Recording of the Week,
Saint-Saëns symphonic poems from François-Xavier Roth and Les Siècles
A collection of symphonic poems by Camille Saint-Saëns is today’s Recording of the Week - glittering new recordings from François-Xavier Roth and Les Siècles of both the evergreen favourites and four works that are heard rather less often. For those who might be unaware of Les Siècles’s formidable reputation as a Romantic period-instrument ensemble, the opening of the first symphonic poem Phaéton immediately makes it clear what is in store: brash brass chords, and a string flourish in which the instruments’ distinctively gritty sound is clearly audible. The woodwind, too, come out of the starting-blocks in fine form with some impeccably precise double- and triple-tonguing - a standard that the players will maintain throughout, as they bring Saint-Saëns’s virtuosic writing sparkling off the page.
Le Rouet d’Omphale, coming on the heels of La Jeunesse d’Hercule, implies that the hero’s high-minded youthful forswearing of earthly pleasures in favour of virtue in the latter work has, shall we say, wavered somewhat in the ensuing time. The myth of Omphale involves a great deal of role-reversal, with Hercules compelled to play the role of a serving-girl to the titular queen, who in turn dons his famous lion-skin and assumes a traditionally ‘male’ dominance. The whole story is charged with erotic undertones, and not surprisingly has attracted artists down the years with the opportunity to explore its somewhat transgressive subject matter. Saint-Saëns in his age was no different, identifying the theme of Le Rouet as “feminine seduction, the triumphant struggle of weakness against strength”. The music is sensuous, luxurious and indulgent - though within the mould of a lively, flowing scherzo, and with further displays of wonderful instrumental and ensemble agility hinting at its origin as a work for two pianos.
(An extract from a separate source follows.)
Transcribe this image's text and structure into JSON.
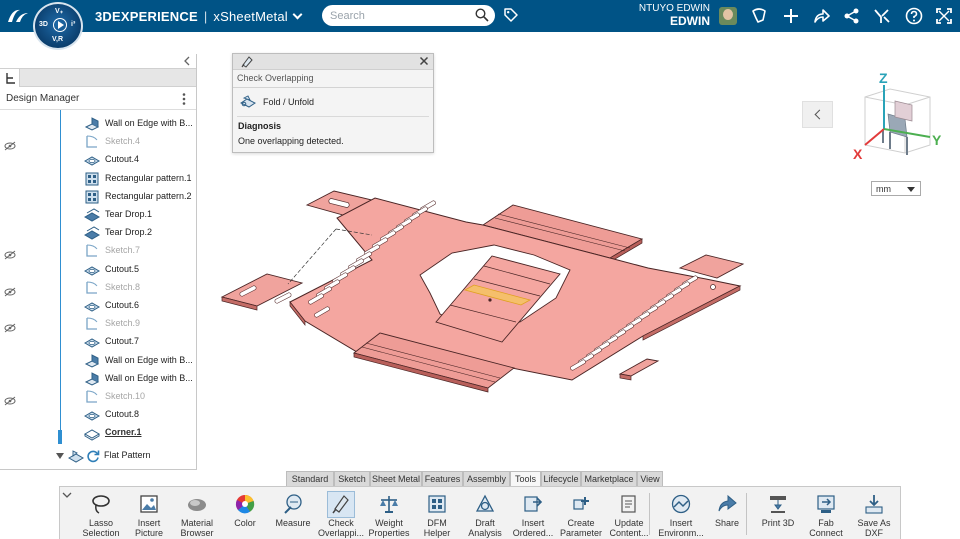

The Danse macabre, Bacchanale from Samson et Dalila and Carnaval des animaux are undeniably the far better-known works - so much so that it’s difficult to hear them with ‘fresh’ ears. That being said, the astringent sounds of Death tuning up his violin (or failing to) are especially biting here, thanks no doubt to the 1863 instrument that François-Marie Drieux plays. Indeed, each instrument played is precisely listed in the booklet with either its date or that of the original of which it is a copy.
And it’s here that one of the album’s most unusual aspects rears its head, or heads - the use of a 1928 Pleyel double piano, a real pushmi-pullyu of an instrument that’s perfectly suited to the Carnaval’s part for piano duet. With the two pianists facing one another, it aids coordination in duet playing, and I wouldn’t be surprised if this is partly the reason that the wild asses in the third movement gallop around even faster than is usual.
Saint-Saëns’s score to the 1908 film L’Assassinat du duc de Guise is the first (or possibly second - opinions differ) film score ever composed, capturing the very earliest days of the nascent film industry. The film lasts only a quarter of an hour - so what might look like a handful of excerpts really is the entire soundtrack. I wholeheartedly agree with the contemporary critic who hailed this as a “little gem of symphonic music”; the chamber-orchestral scoring (fleshed out with piano and harmonium, and reminiscent of the Carnaval) allows for great colour in miniaturised form, with the third ‘tableau’ seeing some particularly gorgeous solo passages from the clarinet and flute. Saint-Saëns is an early master of the craft of synchronising music with on-screen action - perhaps the earliest - and it’s not unreasonable to see him as the forerunner of John Williams, Howard Shore and other contemporary composers for the big screen.
A reconstruction of the film with its soundtrack is available on YouTube, which you can watch below.
It’s undeniable that the three works lying at the centre of this album are the best-known and best-loved - but François-Xavier Roth and Les Siècles convincingly make the case for the others. The opportunity to discover what are effectively another four Saint-Saëns symphonic poems is a real joy - personally, the characterful L’Assassinat soundtrack is the one that I found myself returning to the most, but the three mythology-inspired works are no less compelling.